With eloquent sensitivity, Tomáš Halík, a clandestinely ordained Roman Catholic priest, pulls back the Iron Curtain to illuminate a dark period of Czechoslovakian history. From the Underground Church to Freedom is a memoir enfolded with spiritual wisdom, incisive and frank in its assessment of Halík’s life and of the continuing narrative of the church universal as she has moved into the twenty-first century.
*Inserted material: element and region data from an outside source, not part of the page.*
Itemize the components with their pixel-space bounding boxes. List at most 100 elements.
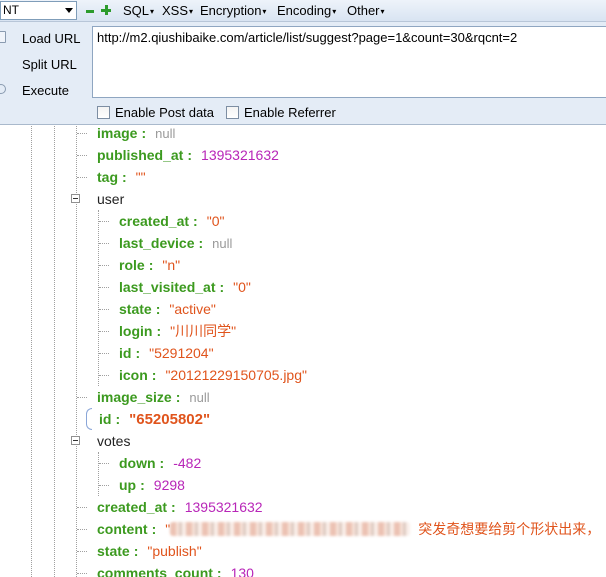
json-value: "0"	[233, 279, 251, 295]
json-row-image: image: null	[97, 126, 176, 141]
row-highlight-bracket	[86, 408, 92, 430]
tree-connector	[99, 375, 109, 376]
checkbox-icon[interactable]	[226, 106, 239, 119]
tree-connector	[99, 463, 109, 464]
xss-menu-label: XSS	[162, 3, 189, 18]
execute-label: Execute	[22, 83, 69, 98]
split-url-label: Split URL	[22, 57, 77, 72]
checkbox-icon[interactable]	[97, 106, 110, 119]
encryption-menu[interactable]: Encryption▾	[200, 3, 266, 19]
json-row-user[interactable]: user	[97, 188, 124, 210]
encryption-menu-label: Encryption	[200, 3, 262, 18]
json-row-user-created-at: created_at: "0"	[119, 213, 225, 229]
json-key: id	[99, 411, 112, 427]
collapse-toggle-icon[interactable]	[71, 194, 80, 203]
blurred-text	[170, 522, 411, 536]
json-key: last_device	[119, 235, 195, 251]
json-key: role	[119, 257, 145, 273]
json-key: image_size	[97, 389, 172, 405]
mode-select-value: NT	[3, 3, 19, 17]
json-value: "川川同学"	[170, 323, 237, 339]
encoding-menu-label: Encoding	[277, 3, 332, 18]
json-key: published_at	[97, 147, 184, 163]
load-url-label: Load URL	[22, 31, 81, 46]
json-value: null	[155, 126, 176, 141]
sql-menu[interactable]: SQL▾	[123, 3, 154, 19]
json-value: 130	[230, 565, 254, 577]
caret-down-icon: ▾	[262, 7, 267, 16]
caret-down-icon: ▾	[332, 7, 337, 16]
collapse-toggle-icon[interactable]	[71, 436, 80, 445]
caret-down-icon: ▾	[380, 7, 385, 16]
json-row-published-at: published_at:1395321632	[97, 147, 279, 163]
load-url-button[interactable]: Load URL	[0, 27, 88, 49]
json-key: icon	[119, 367, 148, 383]
chevron-down-icon[interactable]	[65, 8, 73, 13]
json-value: -482	[173, 455, 202, 471]
tree-connector	[99, 353, 109, 354]
json-value: "5291204"	[149, 345, 214, 361]
json-row-user-last-device: last_device: null	[119, 235, 233, 251]
json-key: image	[97, 126, 138, 141]
enable-post-label: Enable Post data	[115, 105, 215, 120]
encoding-menu[interactable]: Encoding▾	[277, 3, 336, 19]
tree-guide-line	[54, 126, 55, 577]
tree-connector	[99, 221, 109, 222]
json-key: id	[119, 345, 132, 361]
sql-menu-label: SQL	[123, 3, 150, 18]
json-row-tag: tag: ""	[97, 169, 146, 185]
tree-connector	[77, 397, 87, 398]
json-value: "publish"	[147, 543, 202, 559]
json-tree: image: null published_at:1395321632 tag: "…	[0, 126, 606, 577]
split-url-icon	[0, 57, 6, 69]
json-row-votes-up: up:9298	[119, 477, 185, 493]
json-object-label: votes	[97, 433, 131, 449]
tree-connector	[77, 507, 87, 508]
json-row-user-id: id: "5291204"	[119, 345, 214, 361]
json-row-image-size: image_size: null	[97, 389, 210, 405]
tree-connector	[77, 551, 87, 552]
json-row-id[interactable]: id: "65205802"	[99, 408, 210, 430]
json-key: comments_count	[97, 565, 213, 577]
json-row-votes[interactable]: votes	[97, 430, 130, 452]
json-row-created-at: created_at:1395321632	[97, 499, 263, 515]
tree-guide-line	[31, 126, 32, 577]
plus-icon[interactable]	[101, 5, 111, 15]
json-value: ""	[135, 169, 146, 185]
tree-connector	[99, 485, 109, 486]
json-value: 突发奇想要给剪个形状出来，	[418, 521, 601, 537]
tree-connector	[99, 287, 109, 288]
json-key: up	[119, 477, 137, 493]
xss-menu[interactable]: XSS▾	[162, 3, 193, 19]
json-row-state: state: "publish"	[97, 543, 202, 559]
json-value: null	[189, 390, 210, 405]
other-menu-label: Other	[347, 3, 380, 18]
json-object-label: user	[97, 191, 125, 207]
hackbar-toolbar: NT SQL▾ XSS▾ Encryption▾ Encoding▾ Other…	[0, 0, 606, 22]
url-textarea[interactable]: http://m2.qiushibaike.com/article/list/s…	[92, 26, 606, 98]
json-key: content	[97, 521, 148, 537]
enable-referrer-label: Enable Referrer	[244, 105, 336, 120]
json-value: "0"	[206, 213, 225, 229]
mode-select[interactable]: NT	[0, 1, 77, 20]
tree-connector	[77, 133, 87, 134]
caret-down-icon: ▾	[189, 7, 194, 16]
json-row-votes-down: down: -482	[119, 455, 202, 471]
other-menu[interactable]: Other▾	[347, 3, 385, 19]
json-key: down	[119, 455, 156, 471]
split-url-button[interactable]: Split URL	[0, 53, 88, 75]
load-url-icon	[0, 31, 6, 43]
execute-button[interactable]: Execute	[0, 79, 88, 101]
json-key: created_at	[119, 213, 190, 229]
tree-connector	[99, 309, 109, 310]
minus-icon[interactable]	[86, 10, 94, 13]
json-value: null	[212, 236, 233, 251]
tree-connector	[99, 243, 109, 244]
json-value: "active"	[169, 301, 216, 317]
tree-connector	[99, 331, 109, 332]
tree-connector	[77, 177, 87, 178]
json-key: state	[119, 301, 152, 317]
json-key: state	[97, 543, 130, 559]
json-row-user-state: state: "active"	[119, 301, 216, 317]
json-key: tag	[97, 169, 118, 185]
“Human life is ongoing self-interpretation,” begins Halík. Drawing from a deep well of harrowing and sublime experiences, he traces the arc of post-World War II Czechoslovakian history alongside his personal experiences in the underground Catholic priesthood. Accounts of secret police interrogations, Mass celebrated without vestments in cellars, and samizdat publications are neither rosy nor too bleak. Rather than wallowing in bitterness, Halík transmutes trauma into powerful observations on the human condition and the nature of God.
Hagiography of the church—Catholic, Protestant, or Orthodox—is not to be found here. Halík relates his bouts of doubt and ecclesial conflict with honesty, including his stint on the Cyril and Methodius Theological Faculty just after the fall of the communist regime. His reflections on this dark night of the soul are cathartic—a buoy to those who have been hurt by the church.
A spirit of ecumenism runs throughout. Halík is eager to build bridges between varying sects of Christianity and between other faiths in a more and more globalized society. He describes his first meeting with the Dalai Lama as an encounter with something powerful and good, though it did not convince him to take the Buddhist path, and he is especially keen to repair the damaged relationship between Christianity and Judaism.
Poignant and profound, From the Underground Church to Freedom is a needed reminder that hope springs eternal even in the face of overwhelming evil.